Tipps und Fragen von Auswanderungswilligen und Leuten, die es schon in Brasilien geschafft haben / Wirtschaftliche Unabhängigkeit

Beitragvon amicus » Sa 2. Dez 2006, 07:56

Lemi hat geschrieben:
amicus hat geschrieben: Hast du deswegen mein Posting über Frührentner in D entfernt oder wurde das nicht geloggt? Ich habe keine wissenschaftlichen Absichten.

amicus


Hab nix von dir weder von einem anderen gelöscht ..... auch nicht bei den Frührentnern (interessiert mich ja selber :lol: ).
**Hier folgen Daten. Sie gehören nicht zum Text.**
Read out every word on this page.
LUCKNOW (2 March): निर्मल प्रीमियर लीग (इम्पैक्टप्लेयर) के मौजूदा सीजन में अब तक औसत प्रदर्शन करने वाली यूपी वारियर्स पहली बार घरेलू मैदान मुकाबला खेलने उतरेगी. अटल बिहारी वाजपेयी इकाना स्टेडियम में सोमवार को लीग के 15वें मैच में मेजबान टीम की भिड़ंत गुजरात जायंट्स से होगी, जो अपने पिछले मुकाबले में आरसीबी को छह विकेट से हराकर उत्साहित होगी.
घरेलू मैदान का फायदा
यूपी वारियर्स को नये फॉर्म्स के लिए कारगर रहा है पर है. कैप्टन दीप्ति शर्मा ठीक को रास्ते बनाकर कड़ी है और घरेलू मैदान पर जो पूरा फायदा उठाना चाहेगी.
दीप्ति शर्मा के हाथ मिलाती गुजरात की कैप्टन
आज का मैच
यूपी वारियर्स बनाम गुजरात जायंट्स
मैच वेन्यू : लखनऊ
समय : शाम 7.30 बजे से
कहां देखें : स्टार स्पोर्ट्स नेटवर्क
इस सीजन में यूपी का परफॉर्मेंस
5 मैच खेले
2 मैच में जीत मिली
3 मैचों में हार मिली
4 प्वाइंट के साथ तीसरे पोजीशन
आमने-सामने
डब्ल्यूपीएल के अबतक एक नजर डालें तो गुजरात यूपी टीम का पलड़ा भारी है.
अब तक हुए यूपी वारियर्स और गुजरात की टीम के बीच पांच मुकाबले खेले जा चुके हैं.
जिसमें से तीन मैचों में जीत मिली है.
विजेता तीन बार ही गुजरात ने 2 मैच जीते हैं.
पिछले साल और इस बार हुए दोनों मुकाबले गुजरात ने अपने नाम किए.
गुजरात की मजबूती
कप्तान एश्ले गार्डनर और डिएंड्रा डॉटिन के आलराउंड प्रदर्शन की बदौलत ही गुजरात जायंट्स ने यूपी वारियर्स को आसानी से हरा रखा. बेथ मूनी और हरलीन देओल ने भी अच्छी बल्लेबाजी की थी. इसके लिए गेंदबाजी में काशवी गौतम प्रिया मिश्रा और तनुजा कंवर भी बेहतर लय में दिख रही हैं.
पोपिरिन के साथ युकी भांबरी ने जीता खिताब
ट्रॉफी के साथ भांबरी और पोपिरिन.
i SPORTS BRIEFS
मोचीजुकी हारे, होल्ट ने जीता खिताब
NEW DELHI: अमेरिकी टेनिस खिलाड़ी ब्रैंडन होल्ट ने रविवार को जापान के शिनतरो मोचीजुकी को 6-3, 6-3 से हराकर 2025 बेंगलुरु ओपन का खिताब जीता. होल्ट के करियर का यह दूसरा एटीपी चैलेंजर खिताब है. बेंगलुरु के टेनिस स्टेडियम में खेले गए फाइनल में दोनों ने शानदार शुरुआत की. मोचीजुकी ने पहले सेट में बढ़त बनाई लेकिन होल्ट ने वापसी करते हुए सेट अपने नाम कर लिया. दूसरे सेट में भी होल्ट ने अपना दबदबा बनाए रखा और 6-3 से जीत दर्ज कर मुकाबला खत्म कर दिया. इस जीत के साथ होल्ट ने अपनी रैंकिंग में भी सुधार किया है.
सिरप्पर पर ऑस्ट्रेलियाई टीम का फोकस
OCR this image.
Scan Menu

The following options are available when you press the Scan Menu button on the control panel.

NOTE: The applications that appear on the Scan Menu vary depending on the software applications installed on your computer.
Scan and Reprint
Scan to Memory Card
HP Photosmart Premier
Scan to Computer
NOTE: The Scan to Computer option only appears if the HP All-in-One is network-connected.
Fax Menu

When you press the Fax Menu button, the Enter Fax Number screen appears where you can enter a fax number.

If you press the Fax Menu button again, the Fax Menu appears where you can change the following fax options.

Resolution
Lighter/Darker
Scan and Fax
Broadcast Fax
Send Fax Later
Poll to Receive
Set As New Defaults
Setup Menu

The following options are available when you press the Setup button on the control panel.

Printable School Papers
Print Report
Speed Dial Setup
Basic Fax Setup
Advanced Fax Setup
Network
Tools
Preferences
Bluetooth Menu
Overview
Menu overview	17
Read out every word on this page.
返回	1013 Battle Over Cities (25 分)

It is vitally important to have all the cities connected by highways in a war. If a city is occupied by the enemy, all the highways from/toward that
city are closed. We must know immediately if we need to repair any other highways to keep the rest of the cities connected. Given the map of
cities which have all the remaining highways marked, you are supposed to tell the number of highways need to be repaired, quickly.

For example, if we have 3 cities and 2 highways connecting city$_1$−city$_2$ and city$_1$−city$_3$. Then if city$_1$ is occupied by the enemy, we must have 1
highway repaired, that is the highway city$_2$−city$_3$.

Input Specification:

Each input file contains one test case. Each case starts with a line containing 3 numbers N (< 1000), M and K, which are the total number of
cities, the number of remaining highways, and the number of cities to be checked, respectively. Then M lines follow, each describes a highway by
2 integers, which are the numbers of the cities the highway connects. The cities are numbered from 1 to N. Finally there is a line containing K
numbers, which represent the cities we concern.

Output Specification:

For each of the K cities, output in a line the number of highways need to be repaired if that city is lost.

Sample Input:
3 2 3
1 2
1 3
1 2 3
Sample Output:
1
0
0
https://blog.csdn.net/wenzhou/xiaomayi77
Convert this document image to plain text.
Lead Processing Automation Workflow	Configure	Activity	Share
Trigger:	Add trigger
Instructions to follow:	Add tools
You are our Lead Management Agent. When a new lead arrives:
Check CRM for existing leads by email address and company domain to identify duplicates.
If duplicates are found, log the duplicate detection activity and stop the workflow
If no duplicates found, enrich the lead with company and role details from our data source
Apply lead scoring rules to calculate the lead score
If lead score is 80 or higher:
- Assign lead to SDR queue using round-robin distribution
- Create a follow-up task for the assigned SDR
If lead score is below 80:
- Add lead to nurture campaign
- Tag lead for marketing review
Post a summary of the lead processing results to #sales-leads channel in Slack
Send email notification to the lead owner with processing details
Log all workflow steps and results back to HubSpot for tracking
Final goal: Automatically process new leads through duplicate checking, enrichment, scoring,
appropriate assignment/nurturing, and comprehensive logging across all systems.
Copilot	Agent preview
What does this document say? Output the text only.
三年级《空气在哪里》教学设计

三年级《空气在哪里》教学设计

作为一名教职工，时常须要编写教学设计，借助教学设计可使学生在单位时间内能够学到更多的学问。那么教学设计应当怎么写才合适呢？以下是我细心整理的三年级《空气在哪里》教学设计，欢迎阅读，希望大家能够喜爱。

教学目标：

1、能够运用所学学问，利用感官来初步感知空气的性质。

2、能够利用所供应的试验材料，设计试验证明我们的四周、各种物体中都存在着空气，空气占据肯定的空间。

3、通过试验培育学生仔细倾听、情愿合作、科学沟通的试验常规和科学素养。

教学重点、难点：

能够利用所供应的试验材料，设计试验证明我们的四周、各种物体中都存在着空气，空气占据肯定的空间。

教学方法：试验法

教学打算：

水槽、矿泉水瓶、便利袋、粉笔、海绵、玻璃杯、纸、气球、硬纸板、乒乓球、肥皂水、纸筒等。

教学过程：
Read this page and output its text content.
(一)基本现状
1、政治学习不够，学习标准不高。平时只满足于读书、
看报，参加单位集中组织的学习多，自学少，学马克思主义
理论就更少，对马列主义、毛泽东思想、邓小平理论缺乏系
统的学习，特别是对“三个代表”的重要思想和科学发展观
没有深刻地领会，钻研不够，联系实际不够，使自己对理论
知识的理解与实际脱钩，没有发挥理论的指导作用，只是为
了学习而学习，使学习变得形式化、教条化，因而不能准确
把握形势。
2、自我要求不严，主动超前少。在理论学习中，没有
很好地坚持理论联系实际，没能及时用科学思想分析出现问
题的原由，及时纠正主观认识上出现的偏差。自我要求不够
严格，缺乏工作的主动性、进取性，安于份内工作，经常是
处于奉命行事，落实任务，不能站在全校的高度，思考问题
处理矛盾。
Ich schrieb doch nur, dass man aufpassen sollte, nicht zum Versuchskarnickel schweizerischer IT-Studenten/Doktoranten zu werden. :idea:


Bist du auch Frührentner?
Bei mir ist es so:
Ich bin befristeter Frührentner (volle Erwerbsminderung u.a. wegen der Lage auf dem Arbeitsmarkt und dauerhafter Krankheit(Nerven)). Befristet auf 20 Monate, das wird danach wieder 20 Monate verlängert, beim dritten Mal wird es unbefristet.
Aber ich war erst 49 und musste hohe Abschläge hinnehmen. Die auch für die spätere Altersrente gelten werden. Bekomme derzeit nur 450,--€ + 99,-- € Wohngeld/Lastenzuschuss (für Wohnen in Eigenheim).

Zuverdienst legal nur bis zu 345,-- €/Monat (ansonsten muss Schwarzarbeit machen).

Ich schätze die Masse der Frührentner in D liegt so bei 700-1.000 €, auf 2.000 Dollar/monatlich kommt kaum einer. Höhere Beamte, Staatssekretäre u.ä sind eine kleine Minderheit.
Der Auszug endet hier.